На видимой мне оттуда, где я сидел, стороне его лица морщины разгладились. Такая у него была манера улыбаться.
– Теперь не разговаривайте, – шепнула нам Патриция.
Высунувшись из окна, она пристально всматривалась в бруссу.
Перед этим мы ехали по ровному, голому пространству, где резвились или пускались вскачь галопом целые стада зебр, а теперь наша машина катилась по некоему подобию естественной дороги, петлявшей среди невысоких, заросших кустарником холмиков.
– Стоп! – выдохнула Патриция.
Повернув в несколько приемов, тихонько, едва заметно, ручку, она открыла дверцу.
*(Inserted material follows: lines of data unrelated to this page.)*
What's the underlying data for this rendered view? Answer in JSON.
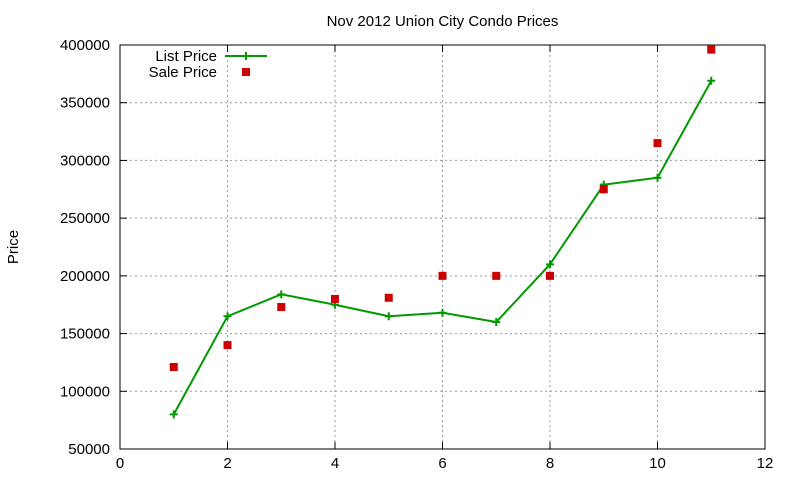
{
  "chart_data": {
    "type": "line",
    "title": "Nov 2012 Union City Condo Prices",
    "xlabel": "",
    "ylabel": "Price",
    "xlim": [
      0,
      12
    ],
    "ylim": [
      50000,
      400000
    ],
    "xticks": [
      0,
      2,
      4,
      6,
      8,
      10,
      12
    ],
    "yticks": [
      50000,
      100000,
      150000,
      200000,
      250000,
      300000,
      350000,
      400000
    ],
    "grid": true,
    "legend_position": "top-left",
    "series": [
      {
        "name": "List Price",
        "style": "line-with-plus-markers",
        "color": "#009900",
        "x": [
          1,
          2,
          3,
          4,
          5,
          6,
          7,
          8,
          9,
          10,
          11
        ],
        "y": [
          80000,
          165000,
          184000,
          175000,
          165000,
          168000,
          160000,
          210000,
          279000,
          285000,
          369000
        ]
      },
      {
        "name": "Sale Price",
        "style": "square-points",
        "color": "#cc0000",
        "x": [
          1,
          2,
          3,
          4,
          5,
          6,
          7,
          8,
          9,
          10,
          11
        ],
        "y": [
          121000,
          140000,
          173000,
          180000,
          181000,
          200000,
          200000,
          200000,
          275000,
          315000,
          396000
        ]
      }
    ]
  }
}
Затем, знаком дав понять мне, чтобы я не шевелился, она соскользнула на землю. Туловище Кихоро неуловимо повернулось, но теперь два ствола его ружья смотрели туда, куда пошла девочка. Она бесшумной походкой двигалась в направлении каких-то двух очень густых кустов, отделенных друг от друга узким проходом. Внезапно Патриция замерла. Ружье Кихоро сдвинулось не больше чем на толщину волоска. Между двумя кустами появилась голова какого-то представителя семейства кошачьих. Это была вытянутая голова со светлым мехом, оживляемым рыжими пятнами, очень изящная, но из-под приподнятой вверх губы выглядывали опасные клыки, а горло все трепетало от грозного рычания.
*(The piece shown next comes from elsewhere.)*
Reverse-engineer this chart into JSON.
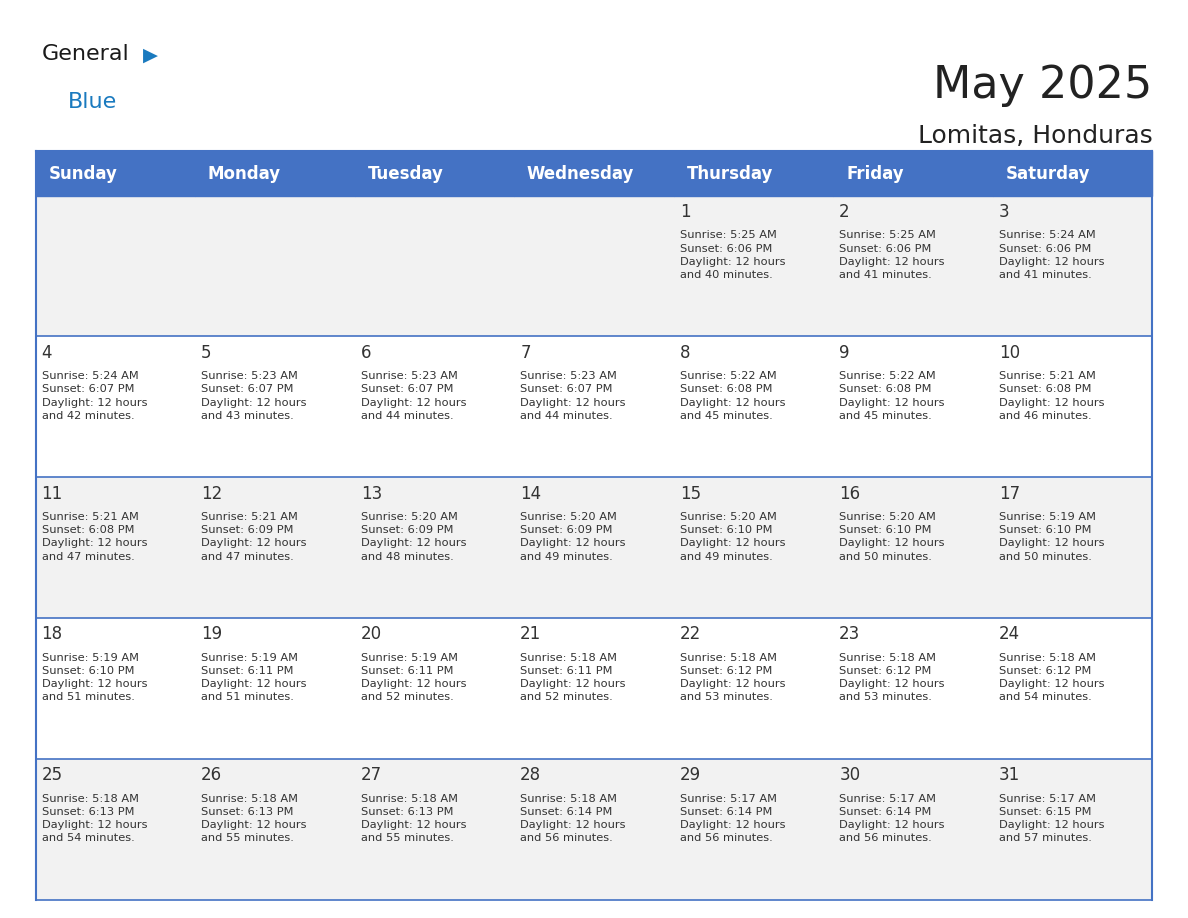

Зверь высунулся немного вперед. У него были длинные лапы, точеные мордочка и грудь, шея более закругленная, чем у пантеры или леопарда, и пятна помельче, чем у них и не такие темные. Зверь оказался крупным гепардом. Патриция смотрела ему прямо в глаза, шевелясь не больше, чем шевелилась бы, будь она не человеком, а забытой в бруссе маленькой деревянной статуей. По прошествии какого-то отрезка времени, показавшегося мне очень длинным, большая кошка сделала шаг назад, а маленькая девочка – шаг вперед. И снова застыли. Потом гепард опять отступил, а Патриция на такое же расстояние продвинулась дальше. В кусты, где уже не было видно ни его, ни ее.
Интересно, пойдет Кихоро за ребенком, которого он обязан охранять? Следопыт опустил ружье на колени и прикрыл свой единственный глаз. Он умел распознавать те моменты, когда способности Патриции хранили ее надежнее, чем любая пуля.
Я толкнул дверцу, которую девочка оставила приоткрытой, вышел из машины и, встав на цыпочки, бросил взгляд поверх кустов. Там лежала туша животного, формой и размерами напоминающего маленького жеребенка, белого, испещренного черными полосами. А рядом с ней резвились две кремовые в коричневую крапинку кошки, настолько бойкие, настолько грациозные и настолько благородные, что такое может только присниться. Они шлепали друг друга лапами, поддевали головами, гонялись друг за другом, кувыркались. А в промежутке между этими забавами маленькие гепарды подскакивали к туше зебры и отрывали от нее куски мяса.